Lipscomb’s School of Humanities, within the College of Arts & Sciences, will provide free showings of documentaries about social justice issues monthly, beginning with the Emmy Award-winning Made in L.A., to show at 8:30 p.m., Wednesday, Jan. 27, in Lipscomb’s Shamblin Theatre. A panel discussion of local experts will follow each film.
“We wanted to establish a film series to allow students and the community to regularly find good documentaries on issues close to our hearts,” said Matt Hearn, chair of the English department, which is coordinating the series along with professors from the departments of history and foreign languages. “We want to become the premiere site in Nashville challenging the public to think about important issues in society through quality documentary films.”
In cooperation with the Nashville Film Festival, Lipscomb has chosen three movies to feature during the spring semester:
- Made in LA. on Wednesday, Jan. 27, at 8:30 p.m. in Lipscomb’s Shamblin Theatre.

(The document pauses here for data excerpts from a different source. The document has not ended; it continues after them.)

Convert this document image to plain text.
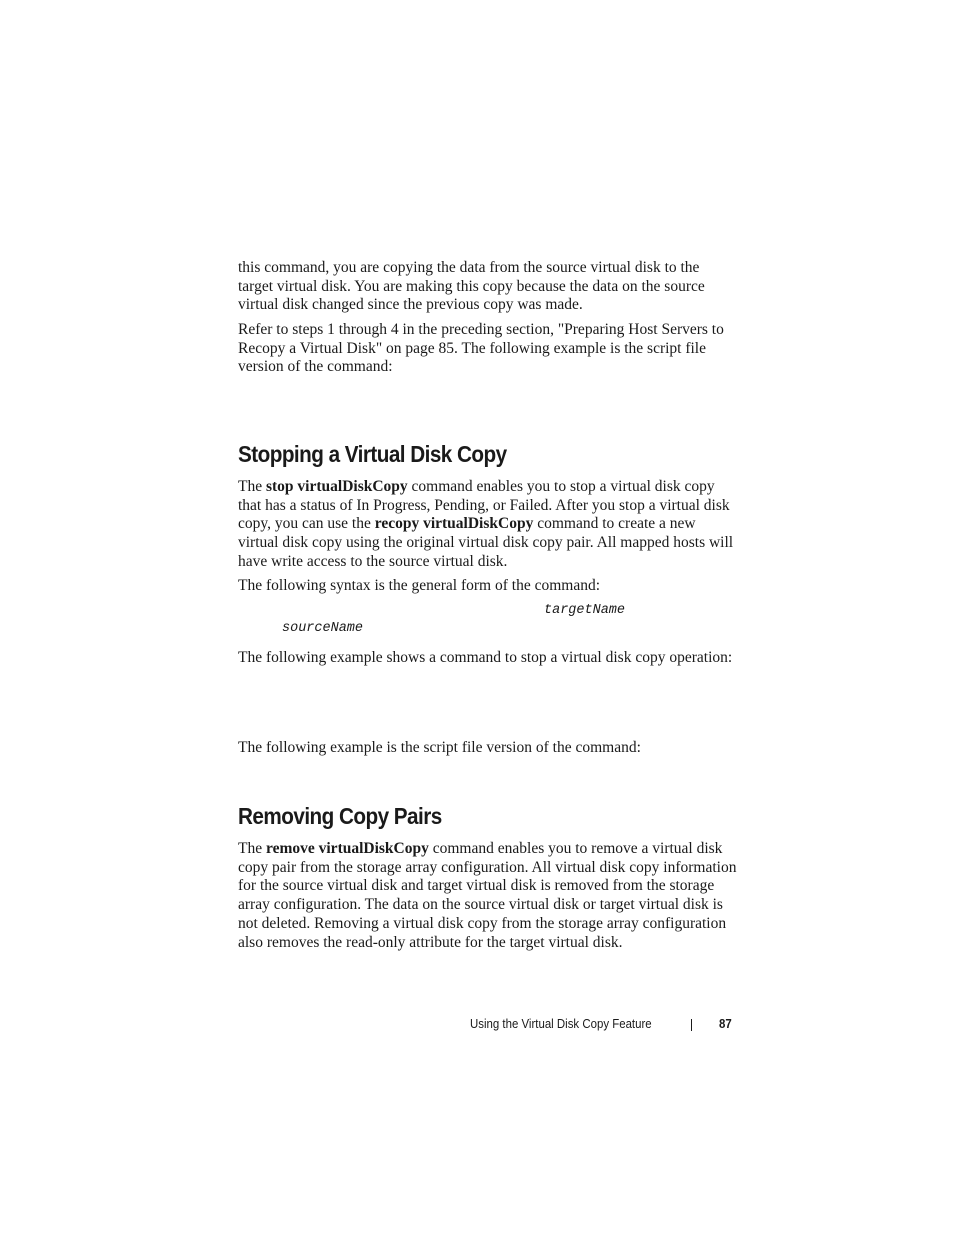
this command, you are copying the data from the source virtual disk to the target virtual disk. You are making this copy because the data on the source virtual disk changed since the previous copy was made.

Refer to steps 1 through 4 in the preceding section, "Preparing Host Servers to Recopy a Virtual Disk" on page 85. The following example is the script file version of the command:

Stopping a Virtual Disk Copy

The stop virtualDiskCopy command enables you to stop a virtual disk copy that has a status of In Progress, Pending, or Failed. After you stop a virtual disk copy, you can use the recopy virtualDiskCopy command to create a new virtual disk copy using the original virtual disk copy pair. All mapped hosts will have write access to the source virtual disk.

The following syntax is the general form of the command:

targetName
sourceName

The following example shows a command to stop a virtual disk copy operation:

The following example is the script file version of the command:

Removing Copy Pairs

The remove virtualDiskCopy command enables you to remove a virtual disk copy pair from the storage array configuration. All virtual disk copy information for the source virtual disk and target virtual disk is removed from the storage array configuration. The data on the source virtual disk or target virtual disk is not deleted. Removing a virtual disk copy from the storage array configuration also removes the read-only attribute for the target virtual disk.

Using the Virtual Disk Copy Feature	87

A feature documentary following three Latina immigrants working in Los Angeles garment sweatshops as they embark on a three-year odyssey to win basic labor protections from trendy clothing retailer Forever 21. (www.madeinla.com).
- The Age of Stupid on Wednesday, Feb. 24, at 8:30 p.m. in Lipscomb’s Ward Hall. The film tells the story of a man living alone in the devastated world of 2055, looking at old footage from 2008 and asking: Why didn’t we stop climate change when we had the chance? (www.ageofstupid.net).
- Greensboro: Closer to the Truth on Wednesday, March 31, at 8:30 p.m. in Shamblin Theatre. This film focuses on the aftermath of the 1979 “Greensboro Massacre,” when Klansmen gunned down protesting members of the Communist Workers Party. The film looks at the first Truth and Reconciliation Commission convened in the United States, an event that began in 2004 (http://www.workingfilms.org/display.php?modin=50&uid=161).
This past fall, Lipscomb piloted the film series by showing the documentary Garbage Dreams, which is now among the 15 semi-finalists for a 2010 Best Documentary Film Oscar.
“That is the high quality of films this humanities film series will feature on a regular basis,” said Hearn.
Lipscomb is seeking to continue strengthening ties with the Nashville Film Festival through additional academic projects and sponsorships.